Watching far too many episodes of House Hunters International, I notice that no matter what country, foreign speakers often seem to have a problem pronouncing the word “kitchen”.

Usually it comes out sounding like “key-chin” or sometimes “keee-chun”

Not that this bothers me an iota, but just find it interesting that the word kitchen seems to be difficult to pronounce for so many non-native speakers.

The one exception would probably be German speakers, considering they have the word “kitsch” in their vocabulary so it is not a far stretch to add an “en” at the end of the word.

Going the other way, the one word I can’t pronounce in French is météorologie (meteɔʁɔlɔʒi). Specifically, the éorolo part. That is my French Achilles heel. Luckily, I can just say temps instead, usually.

A lot of Hispanics in our community (Small Town Northern Nevada), even those who have been here all their lives, have trouble with the ‘‘i’’ in Kitchen, Chicken etc. saying Key-chin, Chee-kin etc.

My local workers in Uganda (former British colony) had a devil of a time with this word. For some reason, it always came out “chicken” or “chichen”. It was a source of some amusement for me, as a crew leader would tell me that they were going to install a new sink in the chicken.

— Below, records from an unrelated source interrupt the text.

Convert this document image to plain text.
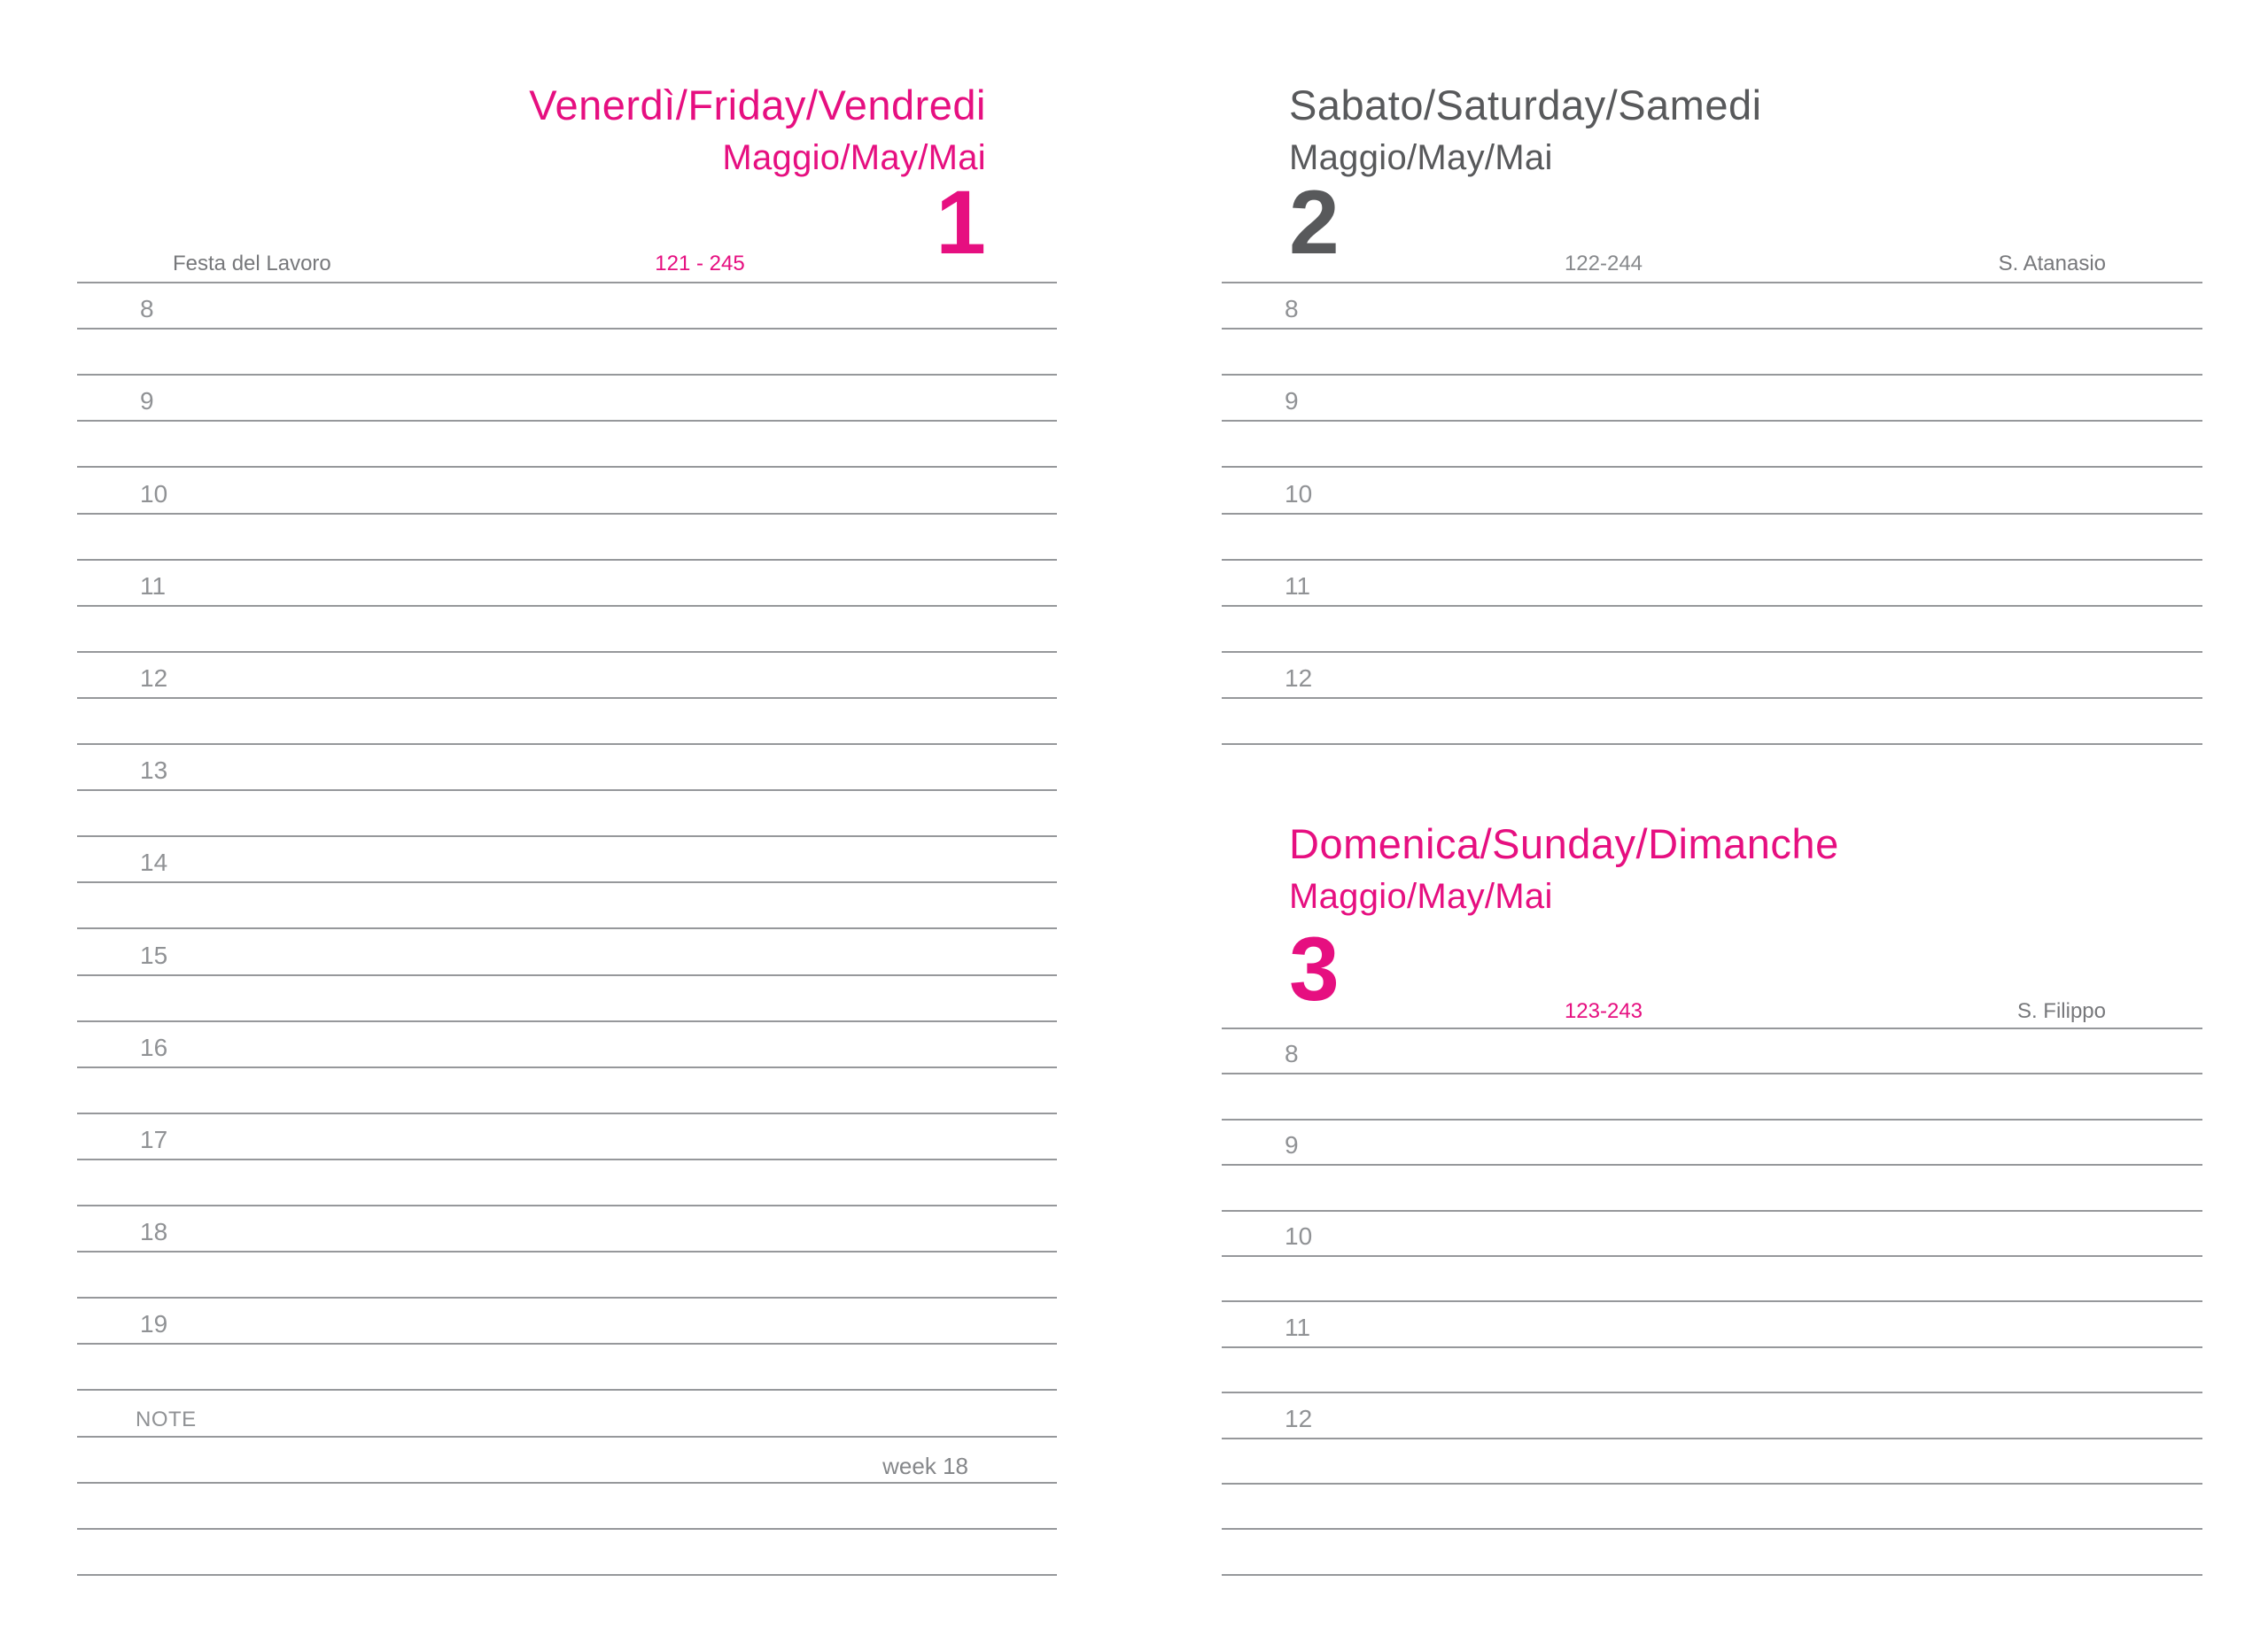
Venerdì/Friday/Vendredi
Maggio/May/Mai
1
Festa del Lavoro	121 - 245
8
9
10
11
12
13
14
15
16
17
18
19
NOTE
week 18
Sabato/Saturday/Samedi
Maggio/May/Mai
2	122-244	S. Atanasio
8
9
10
11
12
Domenica/Sunday/Dimanche
Maggio/May/Mai
3	123-243	S. Filippo
8
9
10
11
12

Yeah my grandpa (grandma’s 2nd hubby) was Hispanic, and he had mixed up a lot of sh and ch sounds. He pronounced my name like Ray-shell (I liked it, though).

Does the short i sound in the first syllable of kitchen appear in non-Germanic languages? My real name contains that sound, and I’ve noticed a lot of non-native-English speakers seem to want to substitute the long e sound for that sound when they say my name. German has it, but I don’t think Spanish, French, or Chinese does. If you speak a language that doesn’t have that sound, it’s not surprising you’d have trouble pronouncing it.

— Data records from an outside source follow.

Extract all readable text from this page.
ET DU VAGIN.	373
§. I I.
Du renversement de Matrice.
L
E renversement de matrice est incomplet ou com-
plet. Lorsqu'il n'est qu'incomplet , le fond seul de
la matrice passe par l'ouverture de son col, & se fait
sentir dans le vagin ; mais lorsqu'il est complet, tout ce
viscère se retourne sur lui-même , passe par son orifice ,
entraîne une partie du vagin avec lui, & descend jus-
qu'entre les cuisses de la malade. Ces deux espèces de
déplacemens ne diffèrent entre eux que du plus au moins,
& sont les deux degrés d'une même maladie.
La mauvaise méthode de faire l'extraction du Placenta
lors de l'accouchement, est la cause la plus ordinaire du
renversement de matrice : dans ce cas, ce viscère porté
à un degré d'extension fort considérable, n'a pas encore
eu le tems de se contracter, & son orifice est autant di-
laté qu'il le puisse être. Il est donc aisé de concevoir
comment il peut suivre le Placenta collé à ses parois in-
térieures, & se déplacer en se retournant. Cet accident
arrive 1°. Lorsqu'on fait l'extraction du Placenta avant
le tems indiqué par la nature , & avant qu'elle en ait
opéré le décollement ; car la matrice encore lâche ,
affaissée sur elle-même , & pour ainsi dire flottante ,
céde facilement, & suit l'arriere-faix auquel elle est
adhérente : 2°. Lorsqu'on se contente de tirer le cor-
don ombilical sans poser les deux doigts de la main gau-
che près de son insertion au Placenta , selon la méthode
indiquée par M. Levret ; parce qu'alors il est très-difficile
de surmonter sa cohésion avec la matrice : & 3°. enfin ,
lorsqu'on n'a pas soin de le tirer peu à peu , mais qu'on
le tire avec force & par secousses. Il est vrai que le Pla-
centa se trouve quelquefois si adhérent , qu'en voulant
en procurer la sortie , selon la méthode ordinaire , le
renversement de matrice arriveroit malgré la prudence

I’m looking at baby names, and one hint I saw if you’re trying to give your baby a name that travels internationally easily is to avoid consonant clusters. “Kitchen” has one in the middle of the word, with the “t” sound followed immediately by the “ch”. I guess it’s hard for an adult to learn to pronounce consonant clusters they’re not used to.

Those people need an ass kickin’ or a lickin’ when they’re in the kitchen with a chicken, but that’s just nit pickin’.

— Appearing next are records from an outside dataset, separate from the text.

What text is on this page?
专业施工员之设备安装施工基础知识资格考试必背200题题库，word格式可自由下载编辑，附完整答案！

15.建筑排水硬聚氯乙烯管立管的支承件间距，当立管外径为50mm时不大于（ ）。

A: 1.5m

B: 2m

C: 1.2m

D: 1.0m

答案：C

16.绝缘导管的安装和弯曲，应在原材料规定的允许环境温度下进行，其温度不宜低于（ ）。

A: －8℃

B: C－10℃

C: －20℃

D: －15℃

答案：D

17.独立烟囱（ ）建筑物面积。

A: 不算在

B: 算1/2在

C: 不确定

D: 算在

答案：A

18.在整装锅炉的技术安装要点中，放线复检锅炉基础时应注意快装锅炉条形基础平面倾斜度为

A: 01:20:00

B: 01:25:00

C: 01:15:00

I think the the English distinction between short “i” and long “e” is often hard for foreigners to learn. I had an Iranian friend who in solemn tones took me aside and asked me to explain something. Their teacher had been stressing to them that when referring to a bed sheet, they should be careful to emphasize “sheeeeet”. They should not pronounce it with a short “i” no matter how much easier it is. “What means ‘shit’?” he wanted to know. Unfortunately we did not have sufficient shared vocabulary for me to explain it by words and we wound up playing a round of Charades. I bet he went back and explained it to half of his class during one of the breaks.

The last time my parents tried a new church, the minister was Korean, I think. And preaching about the parable of the lost sheep. My mom and I had the hardest time not cracking up every time he mentioned ‘the lost ship’ (My dad was asleep, of course).